Supervisors reviewed GuideLink Center monthly invoicing, ongoing county support for detox and sobering services, plans to bill opioid-settlement funds for triage portions, and agreements with 10 counties to pay for detox for unfunded clients; staff will compile top-10 out-of-county user data and consider outreach to those counties.

Johnson County supervisors spent a lengthy portion of their Feb. 4 work session on GuideLink Center operations, invoicing for med/detox/sobering services, intercounty cost-sharing and how opioid-settlement funds will be used in monthly billing.

Erin and GuideLink representatives reviewed an October 2025 invoice and described continuing the practice of monthly billing through June 2026 while invoicing shifts to county accounting. Board members discussed that the county has historically funded detox for people without private insurance or Medicaid and that GuideLink’s sobering service currently lacks a dedicated state funding source.

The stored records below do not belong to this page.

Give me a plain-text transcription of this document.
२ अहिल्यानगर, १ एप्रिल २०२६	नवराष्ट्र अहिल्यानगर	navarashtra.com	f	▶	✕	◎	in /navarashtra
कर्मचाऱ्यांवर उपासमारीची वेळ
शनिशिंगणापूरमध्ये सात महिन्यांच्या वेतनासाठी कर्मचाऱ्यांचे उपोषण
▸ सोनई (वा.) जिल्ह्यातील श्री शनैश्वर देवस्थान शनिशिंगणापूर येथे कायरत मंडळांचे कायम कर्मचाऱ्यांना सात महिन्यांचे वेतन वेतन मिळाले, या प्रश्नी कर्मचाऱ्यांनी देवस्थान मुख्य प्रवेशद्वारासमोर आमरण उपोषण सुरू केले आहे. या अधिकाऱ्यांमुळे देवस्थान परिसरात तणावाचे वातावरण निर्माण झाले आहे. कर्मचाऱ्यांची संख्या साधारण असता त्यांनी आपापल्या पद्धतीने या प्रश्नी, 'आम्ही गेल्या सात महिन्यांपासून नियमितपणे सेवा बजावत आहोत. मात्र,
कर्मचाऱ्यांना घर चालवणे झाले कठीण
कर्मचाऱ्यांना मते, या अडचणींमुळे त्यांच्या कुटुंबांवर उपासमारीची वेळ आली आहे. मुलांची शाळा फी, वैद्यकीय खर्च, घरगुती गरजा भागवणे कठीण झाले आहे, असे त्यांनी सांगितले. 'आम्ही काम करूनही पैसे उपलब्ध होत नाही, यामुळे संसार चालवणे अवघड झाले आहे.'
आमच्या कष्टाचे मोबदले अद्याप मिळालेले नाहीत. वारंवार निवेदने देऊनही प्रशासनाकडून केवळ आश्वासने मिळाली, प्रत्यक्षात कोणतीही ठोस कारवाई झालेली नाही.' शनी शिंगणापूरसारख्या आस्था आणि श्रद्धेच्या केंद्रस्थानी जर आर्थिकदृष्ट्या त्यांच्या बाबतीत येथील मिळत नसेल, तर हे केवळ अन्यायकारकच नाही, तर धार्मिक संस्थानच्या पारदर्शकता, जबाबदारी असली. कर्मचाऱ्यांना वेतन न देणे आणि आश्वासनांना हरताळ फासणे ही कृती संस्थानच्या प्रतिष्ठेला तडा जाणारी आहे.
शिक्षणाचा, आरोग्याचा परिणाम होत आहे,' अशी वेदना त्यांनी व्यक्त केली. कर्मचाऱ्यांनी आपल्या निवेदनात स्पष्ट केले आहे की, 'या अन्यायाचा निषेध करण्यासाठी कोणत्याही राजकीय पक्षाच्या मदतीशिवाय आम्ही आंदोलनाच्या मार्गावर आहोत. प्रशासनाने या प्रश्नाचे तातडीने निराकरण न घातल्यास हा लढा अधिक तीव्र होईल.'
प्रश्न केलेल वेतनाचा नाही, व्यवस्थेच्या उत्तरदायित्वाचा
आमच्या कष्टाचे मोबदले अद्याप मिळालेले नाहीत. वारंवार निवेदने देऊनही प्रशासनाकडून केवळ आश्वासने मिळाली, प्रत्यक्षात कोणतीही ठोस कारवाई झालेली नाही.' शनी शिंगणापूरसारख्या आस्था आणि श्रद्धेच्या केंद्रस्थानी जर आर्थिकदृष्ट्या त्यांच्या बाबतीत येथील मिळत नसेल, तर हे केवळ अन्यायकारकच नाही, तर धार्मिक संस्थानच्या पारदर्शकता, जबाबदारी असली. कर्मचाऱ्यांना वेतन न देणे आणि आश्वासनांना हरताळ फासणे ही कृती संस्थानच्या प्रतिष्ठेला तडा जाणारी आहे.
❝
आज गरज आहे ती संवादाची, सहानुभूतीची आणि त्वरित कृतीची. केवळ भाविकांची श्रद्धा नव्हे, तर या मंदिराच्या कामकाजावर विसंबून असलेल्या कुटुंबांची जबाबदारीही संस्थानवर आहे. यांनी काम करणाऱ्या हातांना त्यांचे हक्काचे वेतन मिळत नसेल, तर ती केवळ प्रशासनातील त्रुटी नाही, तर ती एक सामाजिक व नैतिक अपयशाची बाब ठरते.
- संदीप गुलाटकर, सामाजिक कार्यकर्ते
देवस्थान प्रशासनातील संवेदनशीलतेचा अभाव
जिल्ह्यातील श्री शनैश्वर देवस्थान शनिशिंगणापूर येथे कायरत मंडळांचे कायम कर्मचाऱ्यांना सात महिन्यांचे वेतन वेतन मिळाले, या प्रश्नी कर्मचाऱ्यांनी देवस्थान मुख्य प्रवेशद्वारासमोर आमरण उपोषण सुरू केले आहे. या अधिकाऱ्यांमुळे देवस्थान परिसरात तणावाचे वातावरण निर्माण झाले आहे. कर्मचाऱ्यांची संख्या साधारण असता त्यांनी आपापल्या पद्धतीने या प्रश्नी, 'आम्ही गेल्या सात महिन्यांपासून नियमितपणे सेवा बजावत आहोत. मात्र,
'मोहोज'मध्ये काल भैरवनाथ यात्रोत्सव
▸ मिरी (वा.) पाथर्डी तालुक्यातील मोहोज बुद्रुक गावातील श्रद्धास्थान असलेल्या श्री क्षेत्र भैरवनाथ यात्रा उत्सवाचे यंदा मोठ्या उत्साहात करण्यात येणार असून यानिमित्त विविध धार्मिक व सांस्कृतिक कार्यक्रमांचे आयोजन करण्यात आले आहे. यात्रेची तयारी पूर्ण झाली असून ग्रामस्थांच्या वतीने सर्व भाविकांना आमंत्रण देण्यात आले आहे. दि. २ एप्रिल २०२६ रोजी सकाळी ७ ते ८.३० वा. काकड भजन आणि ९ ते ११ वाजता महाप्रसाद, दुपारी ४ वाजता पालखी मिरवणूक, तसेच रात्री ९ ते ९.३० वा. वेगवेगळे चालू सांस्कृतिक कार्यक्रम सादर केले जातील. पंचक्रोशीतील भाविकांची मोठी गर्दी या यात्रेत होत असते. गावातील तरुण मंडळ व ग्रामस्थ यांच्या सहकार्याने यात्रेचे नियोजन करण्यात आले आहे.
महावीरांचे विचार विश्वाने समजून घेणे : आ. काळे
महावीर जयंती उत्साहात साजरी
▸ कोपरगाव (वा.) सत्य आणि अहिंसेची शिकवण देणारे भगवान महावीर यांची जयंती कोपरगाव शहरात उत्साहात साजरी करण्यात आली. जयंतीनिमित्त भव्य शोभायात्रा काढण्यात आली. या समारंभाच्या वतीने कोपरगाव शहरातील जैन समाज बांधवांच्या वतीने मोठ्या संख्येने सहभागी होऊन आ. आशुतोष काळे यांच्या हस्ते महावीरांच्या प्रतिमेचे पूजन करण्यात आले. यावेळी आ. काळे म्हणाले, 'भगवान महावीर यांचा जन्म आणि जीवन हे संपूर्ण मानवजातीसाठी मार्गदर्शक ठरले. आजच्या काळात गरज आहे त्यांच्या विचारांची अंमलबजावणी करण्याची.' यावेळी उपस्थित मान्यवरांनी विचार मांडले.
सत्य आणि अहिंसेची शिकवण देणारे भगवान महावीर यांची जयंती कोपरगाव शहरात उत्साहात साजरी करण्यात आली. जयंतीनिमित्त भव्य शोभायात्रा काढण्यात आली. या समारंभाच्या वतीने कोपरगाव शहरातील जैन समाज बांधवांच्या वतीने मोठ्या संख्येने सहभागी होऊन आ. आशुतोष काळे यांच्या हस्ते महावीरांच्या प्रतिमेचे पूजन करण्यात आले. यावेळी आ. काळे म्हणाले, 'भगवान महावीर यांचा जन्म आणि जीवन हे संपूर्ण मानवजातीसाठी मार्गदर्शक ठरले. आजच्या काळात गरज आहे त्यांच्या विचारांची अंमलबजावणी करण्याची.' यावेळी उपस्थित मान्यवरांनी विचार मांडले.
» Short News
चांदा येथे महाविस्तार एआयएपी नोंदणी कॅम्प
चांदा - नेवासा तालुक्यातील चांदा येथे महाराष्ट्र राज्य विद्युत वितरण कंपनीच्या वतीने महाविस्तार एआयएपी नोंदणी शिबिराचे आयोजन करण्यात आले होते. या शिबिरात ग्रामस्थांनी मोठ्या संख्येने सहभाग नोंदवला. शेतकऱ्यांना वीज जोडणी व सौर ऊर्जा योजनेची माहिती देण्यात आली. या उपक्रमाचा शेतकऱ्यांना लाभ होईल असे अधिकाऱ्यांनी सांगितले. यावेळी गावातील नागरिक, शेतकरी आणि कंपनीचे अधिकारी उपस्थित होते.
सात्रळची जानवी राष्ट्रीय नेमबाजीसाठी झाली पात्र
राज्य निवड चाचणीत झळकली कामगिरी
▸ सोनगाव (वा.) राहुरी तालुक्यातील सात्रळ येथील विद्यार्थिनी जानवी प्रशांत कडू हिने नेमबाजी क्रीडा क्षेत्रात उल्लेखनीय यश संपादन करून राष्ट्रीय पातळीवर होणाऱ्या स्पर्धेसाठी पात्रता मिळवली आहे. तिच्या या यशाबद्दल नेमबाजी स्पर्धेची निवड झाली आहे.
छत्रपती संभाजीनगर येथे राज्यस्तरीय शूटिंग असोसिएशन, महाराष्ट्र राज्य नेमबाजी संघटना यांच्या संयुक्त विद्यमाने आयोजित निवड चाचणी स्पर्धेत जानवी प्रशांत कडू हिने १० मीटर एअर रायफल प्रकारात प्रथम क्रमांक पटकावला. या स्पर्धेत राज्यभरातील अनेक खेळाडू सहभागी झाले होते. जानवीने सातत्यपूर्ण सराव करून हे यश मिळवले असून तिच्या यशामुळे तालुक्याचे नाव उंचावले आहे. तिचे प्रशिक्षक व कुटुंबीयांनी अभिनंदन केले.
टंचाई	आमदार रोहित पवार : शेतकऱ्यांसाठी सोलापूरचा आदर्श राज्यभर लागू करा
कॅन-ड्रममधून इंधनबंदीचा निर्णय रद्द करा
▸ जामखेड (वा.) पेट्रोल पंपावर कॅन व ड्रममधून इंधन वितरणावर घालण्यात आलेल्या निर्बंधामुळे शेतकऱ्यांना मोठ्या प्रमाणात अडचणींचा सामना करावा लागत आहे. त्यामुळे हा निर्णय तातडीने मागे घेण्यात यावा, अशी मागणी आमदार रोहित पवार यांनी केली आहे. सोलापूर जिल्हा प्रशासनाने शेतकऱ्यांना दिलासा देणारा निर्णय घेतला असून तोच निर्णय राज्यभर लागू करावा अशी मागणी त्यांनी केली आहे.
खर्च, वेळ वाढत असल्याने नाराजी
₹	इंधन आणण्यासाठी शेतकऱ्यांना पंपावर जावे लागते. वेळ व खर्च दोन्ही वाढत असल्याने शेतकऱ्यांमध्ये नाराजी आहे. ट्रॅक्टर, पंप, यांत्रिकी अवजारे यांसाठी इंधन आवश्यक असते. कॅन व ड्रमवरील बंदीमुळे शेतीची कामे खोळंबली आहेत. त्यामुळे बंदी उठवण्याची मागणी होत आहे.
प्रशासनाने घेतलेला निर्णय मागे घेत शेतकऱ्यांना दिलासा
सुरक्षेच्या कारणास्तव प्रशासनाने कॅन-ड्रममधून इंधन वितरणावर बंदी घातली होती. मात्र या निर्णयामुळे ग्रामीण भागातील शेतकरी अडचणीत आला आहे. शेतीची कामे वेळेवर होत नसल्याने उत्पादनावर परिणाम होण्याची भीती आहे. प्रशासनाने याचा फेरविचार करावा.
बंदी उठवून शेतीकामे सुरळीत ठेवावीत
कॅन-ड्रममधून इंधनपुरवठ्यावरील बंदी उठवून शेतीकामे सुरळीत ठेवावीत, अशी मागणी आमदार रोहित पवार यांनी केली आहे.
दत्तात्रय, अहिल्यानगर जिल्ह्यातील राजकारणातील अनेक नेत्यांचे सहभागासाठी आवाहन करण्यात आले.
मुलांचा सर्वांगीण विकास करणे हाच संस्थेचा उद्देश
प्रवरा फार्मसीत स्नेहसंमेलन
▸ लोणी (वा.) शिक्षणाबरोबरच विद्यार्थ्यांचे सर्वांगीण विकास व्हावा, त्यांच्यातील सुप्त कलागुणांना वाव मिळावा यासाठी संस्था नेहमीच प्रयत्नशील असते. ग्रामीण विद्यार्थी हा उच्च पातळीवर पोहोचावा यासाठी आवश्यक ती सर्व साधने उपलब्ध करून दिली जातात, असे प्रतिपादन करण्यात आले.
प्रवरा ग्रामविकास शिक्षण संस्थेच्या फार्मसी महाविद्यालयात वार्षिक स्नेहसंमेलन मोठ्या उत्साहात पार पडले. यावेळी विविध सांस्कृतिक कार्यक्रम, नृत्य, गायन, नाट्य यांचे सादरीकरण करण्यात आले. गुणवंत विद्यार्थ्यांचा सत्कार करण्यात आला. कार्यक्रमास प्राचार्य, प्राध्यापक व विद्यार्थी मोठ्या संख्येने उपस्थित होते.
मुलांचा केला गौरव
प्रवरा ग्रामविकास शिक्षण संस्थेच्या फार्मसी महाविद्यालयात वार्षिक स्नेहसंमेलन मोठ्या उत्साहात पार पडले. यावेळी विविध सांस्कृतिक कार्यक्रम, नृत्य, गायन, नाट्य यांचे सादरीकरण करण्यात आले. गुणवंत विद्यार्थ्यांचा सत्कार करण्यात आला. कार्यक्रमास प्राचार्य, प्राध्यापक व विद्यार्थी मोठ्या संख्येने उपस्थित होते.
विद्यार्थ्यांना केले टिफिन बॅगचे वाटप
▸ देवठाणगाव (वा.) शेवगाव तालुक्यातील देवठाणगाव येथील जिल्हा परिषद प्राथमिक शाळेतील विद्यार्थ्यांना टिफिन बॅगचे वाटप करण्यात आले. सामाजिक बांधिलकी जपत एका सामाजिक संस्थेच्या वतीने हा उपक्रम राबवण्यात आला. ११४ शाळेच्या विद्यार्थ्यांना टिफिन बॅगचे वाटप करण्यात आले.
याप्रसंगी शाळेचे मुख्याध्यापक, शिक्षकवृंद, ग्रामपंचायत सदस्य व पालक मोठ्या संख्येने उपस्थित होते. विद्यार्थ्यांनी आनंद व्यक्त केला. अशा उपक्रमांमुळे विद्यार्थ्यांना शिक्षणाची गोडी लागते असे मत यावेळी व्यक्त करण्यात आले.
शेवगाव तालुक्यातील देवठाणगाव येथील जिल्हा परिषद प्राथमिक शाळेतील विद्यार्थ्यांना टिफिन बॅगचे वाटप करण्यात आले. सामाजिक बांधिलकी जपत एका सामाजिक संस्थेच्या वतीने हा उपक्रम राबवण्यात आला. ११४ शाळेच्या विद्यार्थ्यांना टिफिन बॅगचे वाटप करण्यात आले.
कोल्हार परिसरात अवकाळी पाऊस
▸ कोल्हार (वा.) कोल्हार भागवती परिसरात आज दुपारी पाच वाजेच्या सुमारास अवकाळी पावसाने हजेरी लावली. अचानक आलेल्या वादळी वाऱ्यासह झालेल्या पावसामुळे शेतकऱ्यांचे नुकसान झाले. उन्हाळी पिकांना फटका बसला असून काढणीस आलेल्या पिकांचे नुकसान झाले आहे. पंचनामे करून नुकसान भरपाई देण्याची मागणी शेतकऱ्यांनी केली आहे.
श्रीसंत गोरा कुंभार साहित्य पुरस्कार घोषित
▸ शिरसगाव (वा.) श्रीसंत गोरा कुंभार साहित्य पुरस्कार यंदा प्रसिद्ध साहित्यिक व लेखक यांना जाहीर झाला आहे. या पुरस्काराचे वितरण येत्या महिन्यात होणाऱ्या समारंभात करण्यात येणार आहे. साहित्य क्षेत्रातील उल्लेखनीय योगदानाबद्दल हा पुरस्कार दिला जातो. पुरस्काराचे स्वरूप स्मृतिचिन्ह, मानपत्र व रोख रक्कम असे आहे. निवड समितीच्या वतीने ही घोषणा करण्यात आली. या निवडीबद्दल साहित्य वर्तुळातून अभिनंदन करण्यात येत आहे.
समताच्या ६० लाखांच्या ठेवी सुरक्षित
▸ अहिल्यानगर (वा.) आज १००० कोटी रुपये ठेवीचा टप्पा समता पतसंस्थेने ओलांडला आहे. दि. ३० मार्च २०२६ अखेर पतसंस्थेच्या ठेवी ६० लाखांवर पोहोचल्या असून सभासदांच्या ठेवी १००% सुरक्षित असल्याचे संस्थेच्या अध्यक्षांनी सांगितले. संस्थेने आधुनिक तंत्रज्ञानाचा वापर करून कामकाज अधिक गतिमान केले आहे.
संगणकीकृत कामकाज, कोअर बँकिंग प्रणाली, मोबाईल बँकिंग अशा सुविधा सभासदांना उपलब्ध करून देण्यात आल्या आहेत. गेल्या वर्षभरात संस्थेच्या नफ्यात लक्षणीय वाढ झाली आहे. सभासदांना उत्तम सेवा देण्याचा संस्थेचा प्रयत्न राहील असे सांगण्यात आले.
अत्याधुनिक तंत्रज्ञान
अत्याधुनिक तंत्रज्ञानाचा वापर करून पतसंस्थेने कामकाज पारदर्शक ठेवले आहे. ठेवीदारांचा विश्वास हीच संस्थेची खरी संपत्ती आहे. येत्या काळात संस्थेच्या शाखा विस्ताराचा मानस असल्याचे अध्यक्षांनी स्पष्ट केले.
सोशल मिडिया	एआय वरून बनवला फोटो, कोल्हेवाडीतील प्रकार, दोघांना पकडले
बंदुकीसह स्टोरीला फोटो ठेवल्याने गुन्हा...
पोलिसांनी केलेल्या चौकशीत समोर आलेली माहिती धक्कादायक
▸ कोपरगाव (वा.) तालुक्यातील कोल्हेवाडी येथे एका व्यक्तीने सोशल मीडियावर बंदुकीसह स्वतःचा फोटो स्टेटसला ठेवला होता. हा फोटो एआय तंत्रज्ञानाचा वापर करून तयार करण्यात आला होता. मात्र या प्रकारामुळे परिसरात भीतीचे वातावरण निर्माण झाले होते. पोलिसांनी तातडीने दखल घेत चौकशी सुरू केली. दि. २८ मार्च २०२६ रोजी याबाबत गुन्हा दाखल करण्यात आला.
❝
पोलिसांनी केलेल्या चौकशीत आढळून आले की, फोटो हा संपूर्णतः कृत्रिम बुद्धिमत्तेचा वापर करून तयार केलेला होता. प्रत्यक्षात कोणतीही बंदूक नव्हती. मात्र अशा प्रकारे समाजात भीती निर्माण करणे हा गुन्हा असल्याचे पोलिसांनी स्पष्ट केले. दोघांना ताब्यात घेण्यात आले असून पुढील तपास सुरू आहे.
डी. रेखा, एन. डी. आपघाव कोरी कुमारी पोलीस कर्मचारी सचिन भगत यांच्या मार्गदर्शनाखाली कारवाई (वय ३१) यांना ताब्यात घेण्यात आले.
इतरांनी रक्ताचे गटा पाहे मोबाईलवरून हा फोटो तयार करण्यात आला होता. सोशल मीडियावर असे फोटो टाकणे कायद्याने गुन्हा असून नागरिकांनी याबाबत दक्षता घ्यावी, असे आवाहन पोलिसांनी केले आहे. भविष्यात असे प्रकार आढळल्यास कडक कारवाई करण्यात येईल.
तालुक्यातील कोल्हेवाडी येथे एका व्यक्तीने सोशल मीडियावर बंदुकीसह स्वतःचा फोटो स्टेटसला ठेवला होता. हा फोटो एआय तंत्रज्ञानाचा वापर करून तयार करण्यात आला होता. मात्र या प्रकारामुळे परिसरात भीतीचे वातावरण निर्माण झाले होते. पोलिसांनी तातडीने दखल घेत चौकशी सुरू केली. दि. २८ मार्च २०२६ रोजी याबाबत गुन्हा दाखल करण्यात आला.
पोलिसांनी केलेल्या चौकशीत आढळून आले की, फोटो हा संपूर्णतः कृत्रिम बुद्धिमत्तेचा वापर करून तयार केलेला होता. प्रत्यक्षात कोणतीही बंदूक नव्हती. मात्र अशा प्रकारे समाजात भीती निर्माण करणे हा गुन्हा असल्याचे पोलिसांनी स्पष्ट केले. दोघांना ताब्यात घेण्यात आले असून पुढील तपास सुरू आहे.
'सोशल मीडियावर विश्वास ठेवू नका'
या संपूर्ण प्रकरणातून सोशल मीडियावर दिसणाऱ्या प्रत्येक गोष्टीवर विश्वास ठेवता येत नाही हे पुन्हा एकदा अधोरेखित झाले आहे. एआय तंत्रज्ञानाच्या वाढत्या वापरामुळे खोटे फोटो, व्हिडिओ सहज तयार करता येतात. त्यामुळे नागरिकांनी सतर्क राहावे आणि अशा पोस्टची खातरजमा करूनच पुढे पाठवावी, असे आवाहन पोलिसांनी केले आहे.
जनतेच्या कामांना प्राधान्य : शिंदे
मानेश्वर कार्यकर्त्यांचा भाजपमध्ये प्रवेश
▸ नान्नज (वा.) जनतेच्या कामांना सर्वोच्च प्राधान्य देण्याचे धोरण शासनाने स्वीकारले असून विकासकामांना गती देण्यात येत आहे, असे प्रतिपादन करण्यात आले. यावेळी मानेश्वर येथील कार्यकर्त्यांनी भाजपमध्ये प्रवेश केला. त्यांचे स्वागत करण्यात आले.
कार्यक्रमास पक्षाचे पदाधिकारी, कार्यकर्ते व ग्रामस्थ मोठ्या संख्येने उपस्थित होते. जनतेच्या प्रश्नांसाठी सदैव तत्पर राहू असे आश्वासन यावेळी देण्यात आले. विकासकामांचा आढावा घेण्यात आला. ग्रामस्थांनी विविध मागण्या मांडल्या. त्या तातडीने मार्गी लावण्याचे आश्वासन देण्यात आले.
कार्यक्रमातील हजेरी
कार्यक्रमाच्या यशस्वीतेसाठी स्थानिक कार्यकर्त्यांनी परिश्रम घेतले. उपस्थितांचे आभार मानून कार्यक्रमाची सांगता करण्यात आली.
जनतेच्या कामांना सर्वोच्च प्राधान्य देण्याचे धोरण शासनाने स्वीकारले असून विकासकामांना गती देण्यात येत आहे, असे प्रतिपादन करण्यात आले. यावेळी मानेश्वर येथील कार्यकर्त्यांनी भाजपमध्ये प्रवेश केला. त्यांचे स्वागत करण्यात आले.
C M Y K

"We have 10 counties that will pay for our detox services for those who are unfunded," one staff member said, identifying Calhoun, Hamilton, Linn, Story, Washington, Wright, Adair, Humboldt, Jefferson and Louisa as contracted partners. Supervisors debated outreach to the top users and agreed staff should collect top‑10 county usage data; Erin said the minimum for the top-10 list included Clinton County at the low end and Lynn County with 23 out‑of‑county patients.

Staff also described a change to the intake form to capture opioid screening information beginning January 2026 so the county can more defensibly allocate a portion of GuideLink billing to opioid-settlement funds (the triage portion). "We're gonna start that effective in January as we agreed to for our plan," Erin said. Supervisors cautioned that such revenue streams are not guaranteed year-to-year and urged broader legislative advocacy to sustain services.

The board directed staff to gather county usage data, place the outreach idea on a future work session and continue the monthly invoicing and reporting cadence.